The selective and developmental maintenance of genetic variation in a natural population of Mimulus guttatus
The maintenance of genetic variation for quantitative traits has long puzzled evolutionary biologists. Previous studies have effectively interrogated large genomic regions both in the greenhouse and field to understand the selective forces maintaining variation. However, subtler points can be difficult to tease out from these genomic regions. Here, we take advantage of advances in sequencing technology to understand how variation for flowering time and size is maintained within a single population of Mimulus guttatus at the nucleotide level. By focusing on the nucleotide level, we directly address questions of allelic effect and frequency, and interrogate polymorphisms found to be significantly associated with traits in the greenhouse in other contexts to determine their contributions to growth and fitness.

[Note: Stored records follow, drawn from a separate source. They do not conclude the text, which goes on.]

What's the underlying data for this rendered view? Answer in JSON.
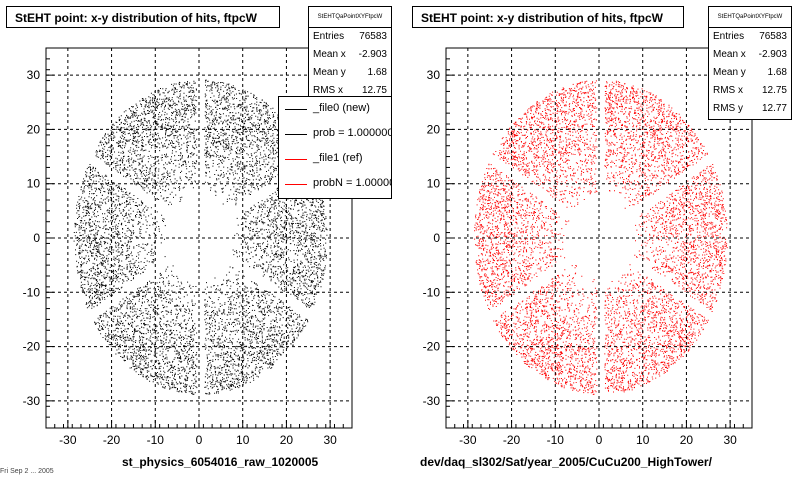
{
  "chart_data": [
    {
      "type": "scatter",
      "title": "StEHT point: x-y distribution of hits, ftpcW",
      "xlabel": "st_physics_6054016_raw_1020005",
      "xlim": [
        -35,
        35
      ],
      "ylim": [
        -35,
        35
      ],
      "xticks": [
        -30,
        -20,
        -10,
        0,
        10,
        20,
        30
      ],
      "yticks": [
        -30,
        -20,
        -10,
        0,
        10,
        20,
        30
      ],
      "grid": true,
      "point_color": "#000000",
      "distribution": "ring of hits between radius ~7.5 and ~29 with six radial gaps",
      "stats": {
        "name": "StEHTQaPointXYFtpcW",
        "rows": [
          {
            "label": "Entries",
            "value": "76583"
          },
          {
            "label": "Mean x",
            "value": "-2.903"
          },
          {
            "label": "Mean y",
            "value": "1.68"
          },
          {
            "label": "RMS x",
            "value": "12.75"
          }
        ]
      },
      "legend": {
        "placement": "top-right",
        "entries": [
          {
            "label": "_file0 (new)",
            "color": "#000000"
          },
          {
            "label": "prob = 1.000000",
            "color": "#000000"
          },
          {
            "label": "_file1 (ref)",
            "color": "#ff0000"
          },
          {
            "label": "probN = 1.000000",
            "color": "#ff0000"
          }
        ]
      }
    },
    {
      "type": "scatter",
      "title": "StEHT point: x-y distribution of hits, ftpcW",
      "xlabel": "dev/daq_sl302/Sat/year_2005/CuCu200_HighTower/",
      "xlim": [
        -35,
        35
      ],
      "ylim": [
        -35,
        35
      ],
      "xticks": [
        -30,
        -20,
        -10,
        0,
        10,
        20,
        30
      ],
      "yticks": [
        -30,
        -20,
        -10,
        0,
        10,
        20,
        30
      ],
      "grid": true,
      "point_color": "#ff0000",
      "distribution": "ring of hits between radius ~7.5 and ~29 with six radial gaps",
      "stats": {
        "name": "StEHTQaPointXYFtpcW",
        "rows": [
          {
            "label": "Entries",
            "value": "76583"
          },
          {
            "label": "Mean x",
            "value": "-2.903"
          },
          {
            "label": "Mean y",
            "value": "1.68"
          },
          {
            "label": "RMS x",
            "value": "12.75"
          },
          {
            "label": "RMS y",
            "value": "12.77"
          }
        ]
      }
    }
  ],
  "footer": "Fri Sep 2 ... 2005"
}
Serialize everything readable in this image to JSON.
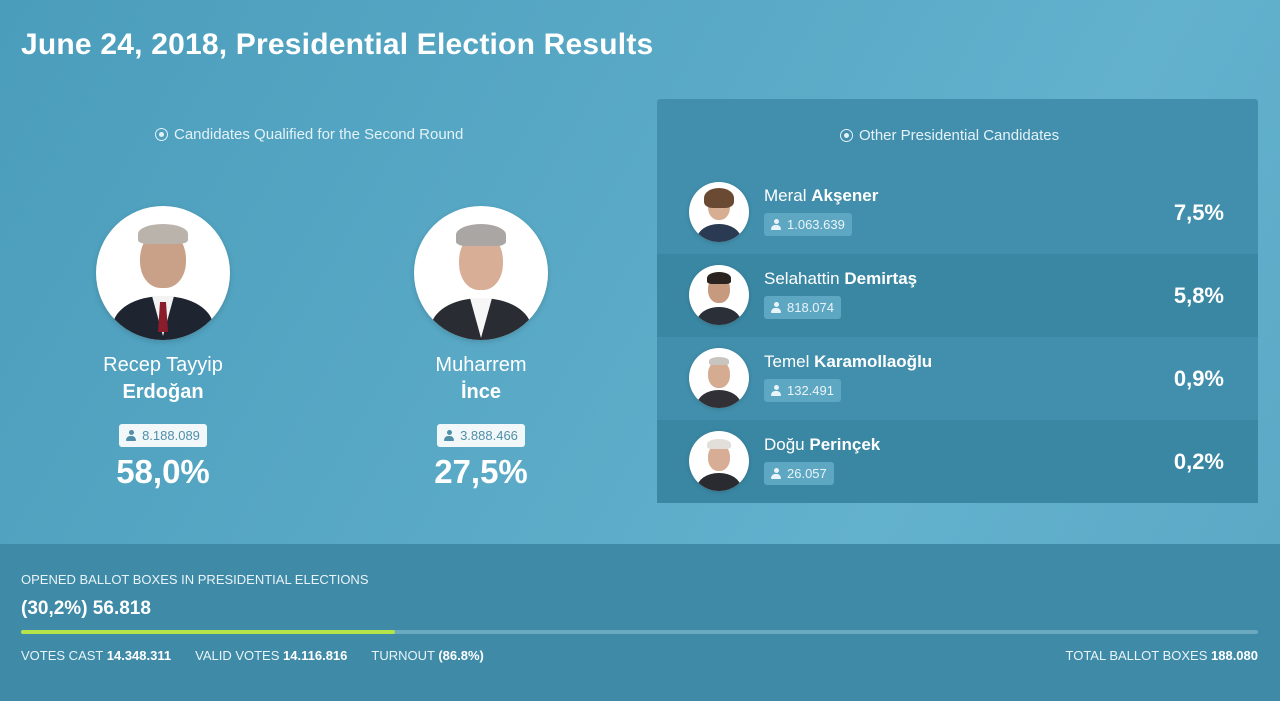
{
  "title": "June 24, 2018, Presidential Election Results",
  "second_round": {
    "heading": "Candidates Qualified for the Second Round",
    "candidates": [
      {
        "first": "Recep Tayyip",
        "last": "Erdoğan",
        "votes": "8.188.089",
        "percent": "58,0%",
        "suit_color": "#1f2530",
        "tie_color": "#8b1c2a"
      },
      {
        "first": "Muharrem",
        "last": "İnce",
        "votes": "3.888.466",
        "percent": "27,5%",
        "suit_color": "#2a2c33",
        "tie_color": "#f0f0f0"
      }
    ]
  },
  "others": {
    "heading": "Other Presidential Candidates",
    "candidates": [
      {
        "first": "Meral",
        "last": "Akşener",
        "votes": "1.063.639",
        "percent": "7,5%",
        "suit_color": "#2a3a52"
      },
      {
        "first": "Selahattin",
        "last": "Demirtaş",
        "votes": "818.074",
        "percent": "5,8%",
        "suit_color": "#2b2f38"
      },
      {
        "first": "Temel",
        "last": "Karamollaoğlu",
        "votes": "132.491",
        "percent": "0,9%",
        "suit_color": "#303036"
      },
      {
        "first": "Doğu",
        "last": "Perinçek",
        "votes": "26.057",
        "percent": "0,2%",
        "suit_color": "#2a2b30"
      }
    ]
  },
  "footer": {
    "ballot_label": "OPENED BALLOT BOXES IN PRESIDENTIAL ELECTIONS",
    "ballot_value": "(30,2%) 56.818",
    "progress_percent": 30.2,
    "votes_cast_label": "VOTES CAST",
    "votes_cast_value": "14.348.311",
    "valid_votes_label": "VALID VOTES",
    "valid_votes_value": "14.116.816",
    "turnout_label": "TURNOUT",
    "turnout_value": "(86.8%)",
    "total_boxes_label": "TOTAL BALLOT BOXES",
    "total_boxes_value": "188.080"
  }
}
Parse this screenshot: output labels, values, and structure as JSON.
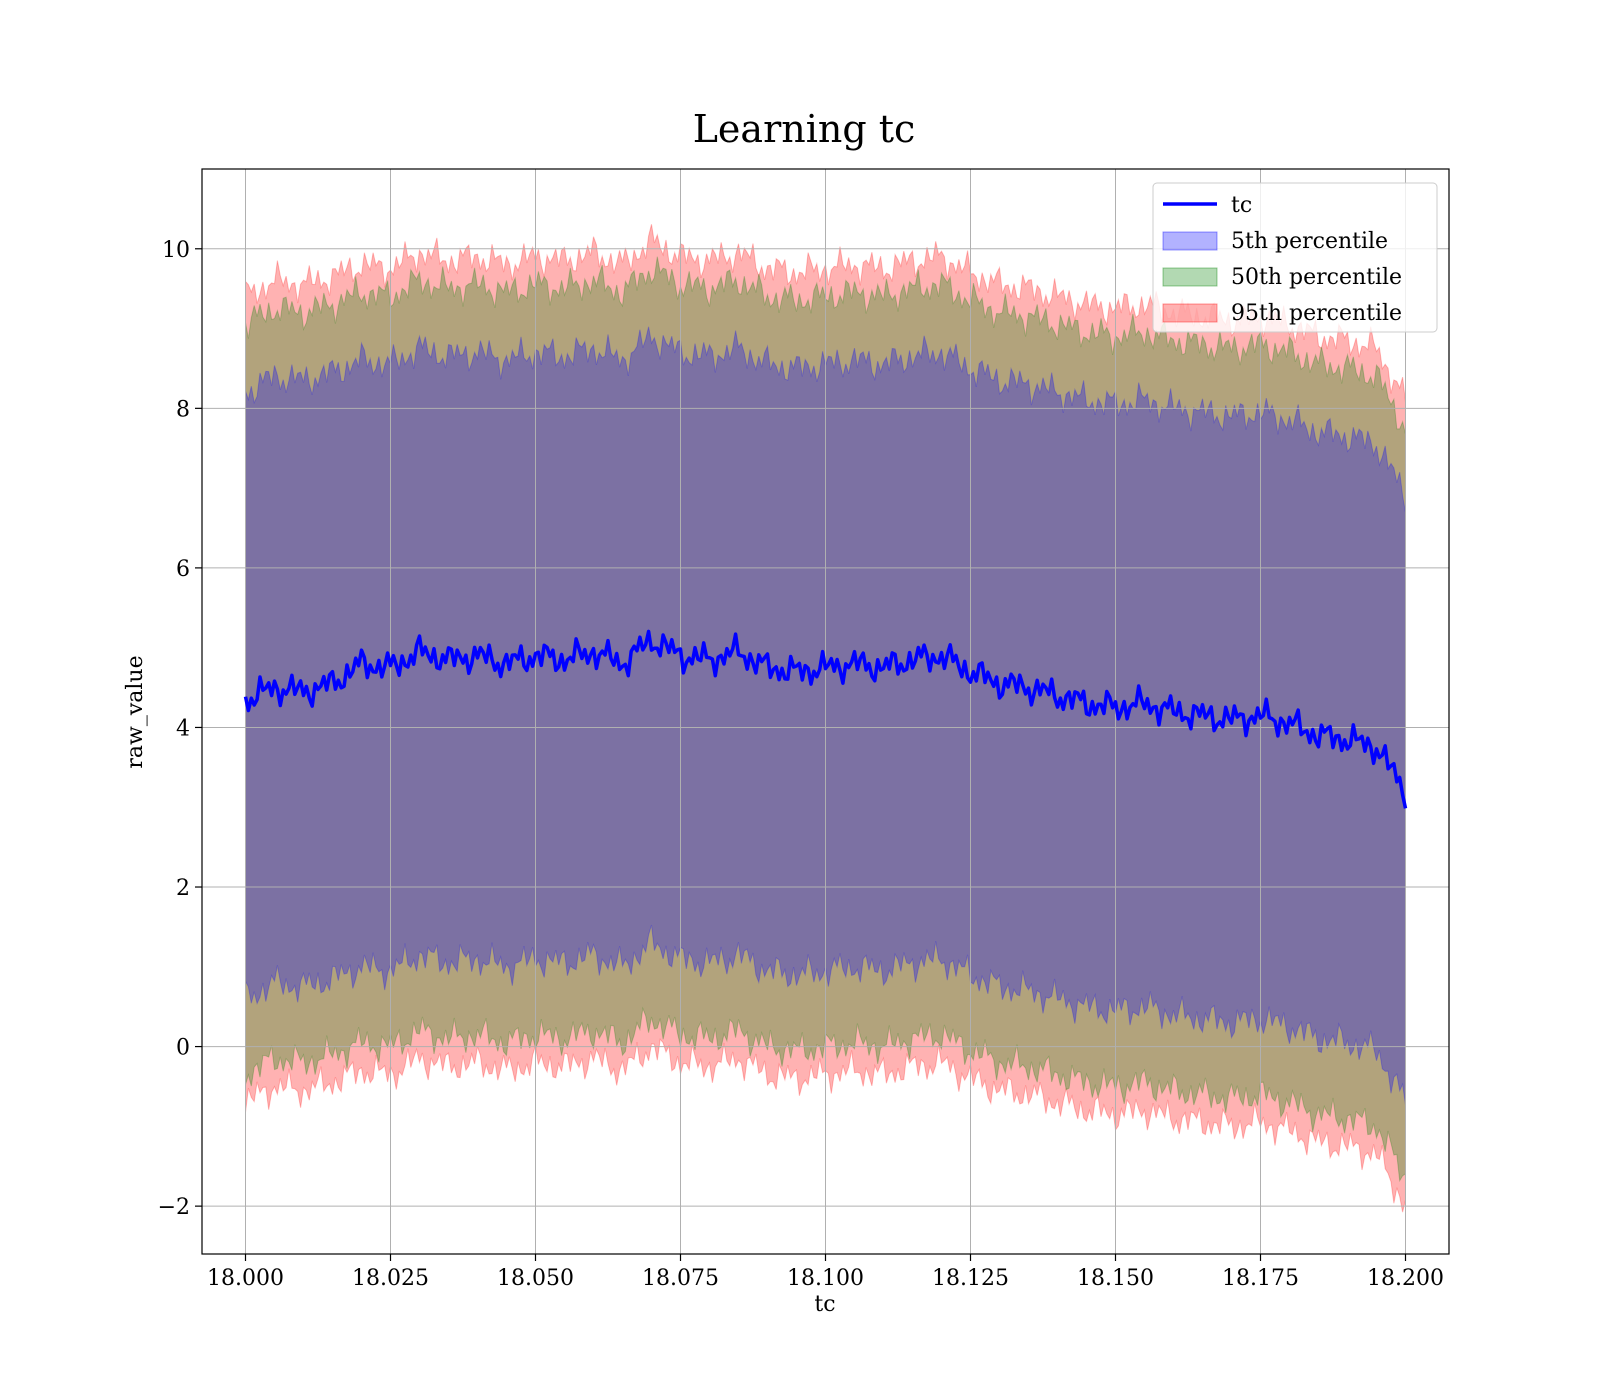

Flowering time and flower size have been shown to be highly quantitative traits within the Iron Mountain population of M. guttatus, and it has been proposed that minor alleles are likely to increase trait values. We present here confirmation of this long-standing hypothesis. By creating a genome wide association (GWA) mapping panel, we have identified multiple significant site-trait associations within the IM population of M. guttatus, and found extensive evidence of pleiotropy and polygenic adaptation.
To understand how developmental processes might contribute to variation in flowering time and flower size, we next investigate genetic variation for circadian period length. The circadian clock is known to be upstream of floral induction pathways, and in Arabidopsis thaliana over one third of the genome is suspected to be under circadian regulation. We find extensive variation for endogenous period length, and genetic correlations between endogenous period length and days to germination, flower size measurements, height, and leaf size. Despite a small GWA analysis sample size, we find abundant evidence of overlap of sites found to be significant for growth and flowering traits and period length.
Finally, we investigate how genomic variants identified in the greenhouse contribute to variation in a natural context. By planting F1 crosses of the lines sequenced for the GWA mapping panel in the field, we are able to confirm significant impacts on field growth and fitness, and identify a genomic site significantly associated with survival to seed production. Taken together our results not only confirm previous quantitative trait locus work at the nucleotide level, but present a newly developed sequence resource for analysis of intra-population variation in M. guttatus.